First off was a big climb right after leaving Cape Lookout. Nothing like an hour of agonizing uphill pedaling to get your heart racing in the morning. My sweat glands still work pretty well too.
The second climb took us on a detour off 101 through a state forest, and I swear I would enjoyed the absence of cars and big old trees if I weren't trying my hardest to keep a good pace uphill. It took at least hour to reach the crest.

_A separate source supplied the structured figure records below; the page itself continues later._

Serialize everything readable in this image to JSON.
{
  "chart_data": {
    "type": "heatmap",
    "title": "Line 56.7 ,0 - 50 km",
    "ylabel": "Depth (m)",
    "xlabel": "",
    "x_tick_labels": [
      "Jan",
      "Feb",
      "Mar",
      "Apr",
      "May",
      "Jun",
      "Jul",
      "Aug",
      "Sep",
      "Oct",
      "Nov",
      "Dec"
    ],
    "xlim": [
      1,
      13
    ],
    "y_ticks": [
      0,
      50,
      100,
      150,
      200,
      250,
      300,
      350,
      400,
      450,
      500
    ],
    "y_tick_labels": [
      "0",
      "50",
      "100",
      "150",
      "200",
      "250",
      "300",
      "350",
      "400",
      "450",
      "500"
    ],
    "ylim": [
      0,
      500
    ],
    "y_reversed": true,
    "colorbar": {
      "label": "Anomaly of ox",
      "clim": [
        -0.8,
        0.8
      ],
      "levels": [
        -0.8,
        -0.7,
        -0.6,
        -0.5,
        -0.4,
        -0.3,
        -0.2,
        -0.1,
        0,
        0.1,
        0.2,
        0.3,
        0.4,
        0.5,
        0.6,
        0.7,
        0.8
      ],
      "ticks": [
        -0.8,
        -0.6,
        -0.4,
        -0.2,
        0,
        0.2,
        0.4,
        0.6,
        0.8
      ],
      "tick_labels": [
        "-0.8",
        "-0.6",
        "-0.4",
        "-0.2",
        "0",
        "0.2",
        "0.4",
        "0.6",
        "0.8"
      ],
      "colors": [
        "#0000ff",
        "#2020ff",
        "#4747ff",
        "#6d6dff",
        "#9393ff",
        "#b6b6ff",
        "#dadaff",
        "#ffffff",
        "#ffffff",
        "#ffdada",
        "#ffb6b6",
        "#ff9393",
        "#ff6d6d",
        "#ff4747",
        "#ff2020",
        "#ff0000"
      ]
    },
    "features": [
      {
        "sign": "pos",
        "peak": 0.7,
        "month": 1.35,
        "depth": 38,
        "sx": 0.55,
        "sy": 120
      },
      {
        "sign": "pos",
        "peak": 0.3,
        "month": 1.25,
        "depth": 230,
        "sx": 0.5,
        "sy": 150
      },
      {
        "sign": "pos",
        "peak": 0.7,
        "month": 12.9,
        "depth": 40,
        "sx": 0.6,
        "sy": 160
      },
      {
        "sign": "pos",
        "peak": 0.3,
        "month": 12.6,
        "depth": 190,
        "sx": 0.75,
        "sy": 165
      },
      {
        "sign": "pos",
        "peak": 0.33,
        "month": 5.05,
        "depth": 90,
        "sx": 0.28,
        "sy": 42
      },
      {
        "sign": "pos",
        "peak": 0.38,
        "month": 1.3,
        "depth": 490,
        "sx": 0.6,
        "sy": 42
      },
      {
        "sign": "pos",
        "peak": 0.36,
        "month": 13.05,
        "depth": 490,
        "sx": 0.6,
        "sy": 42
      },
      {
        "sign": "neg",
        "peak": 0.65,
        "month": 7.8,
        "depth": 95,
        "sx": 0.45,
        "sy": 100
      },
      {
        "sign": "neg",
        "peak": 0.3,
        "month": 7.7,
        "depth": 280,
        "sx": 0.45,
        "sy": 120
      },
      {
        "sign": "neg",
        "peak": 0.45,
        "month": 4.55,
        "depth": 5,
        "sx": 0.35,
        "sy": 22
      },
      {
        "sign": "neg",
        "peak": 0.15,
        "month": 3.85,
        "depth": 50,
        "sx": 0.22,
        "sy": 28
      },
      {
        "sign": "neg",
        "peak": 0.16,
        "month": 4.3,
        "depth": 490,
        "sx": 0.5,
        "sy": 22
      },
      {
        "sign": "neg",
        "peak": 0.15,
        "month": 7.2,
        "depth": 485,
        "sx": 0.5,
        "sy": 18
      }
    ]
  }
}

Climb number three was very pretty-- by the end of it we were 500 feet up a cliff looking out over the Pacific, and get this: we saw a whole mess of basking harbor seals AND A GREY WHALE! Travis wants to make sure that I realize that there are very few boyfriends who can ride a bike AND spot a whale at the same time, and that is exactly what happened. He saw a big rock out off of this overlook, and when he looked back, the rock wasn't there anymore. So we got to watch a big old whale come up for air then turn flukes up for a while while he munch on some plankton. I got real excited about the fifty or so harbor seals laying out on a big rock looking cute and blubbery, but we couldn't stop and look at them because we were on a dangerous bend.
The evening has landed us at another beach campsite, but this hiker/biker campsite was clearly an afterthought addition to the park. We're set up in an old grassy picnic site that is truly unremarkable. But I will say the Oregon State Park system is THE place to be for family summer vacation. Because the summer outdoor weather is actually tolerable in this state, people go all out with "camping", which sometimes turns out to be an actual encampment. We're talking RVs set up next to a screened picnic shelter, connected to a covered dishwashing area, crisscrossed with laundry lines strung with that day's drying beachwear. Patio lights, multifamily tent camps, dozen-person campfire councils, and enormous gas grills are not surprising to see.
But not for us. We drank big girl beers and ate perfectly executed burritos for dinner, and now it's time to go to bed.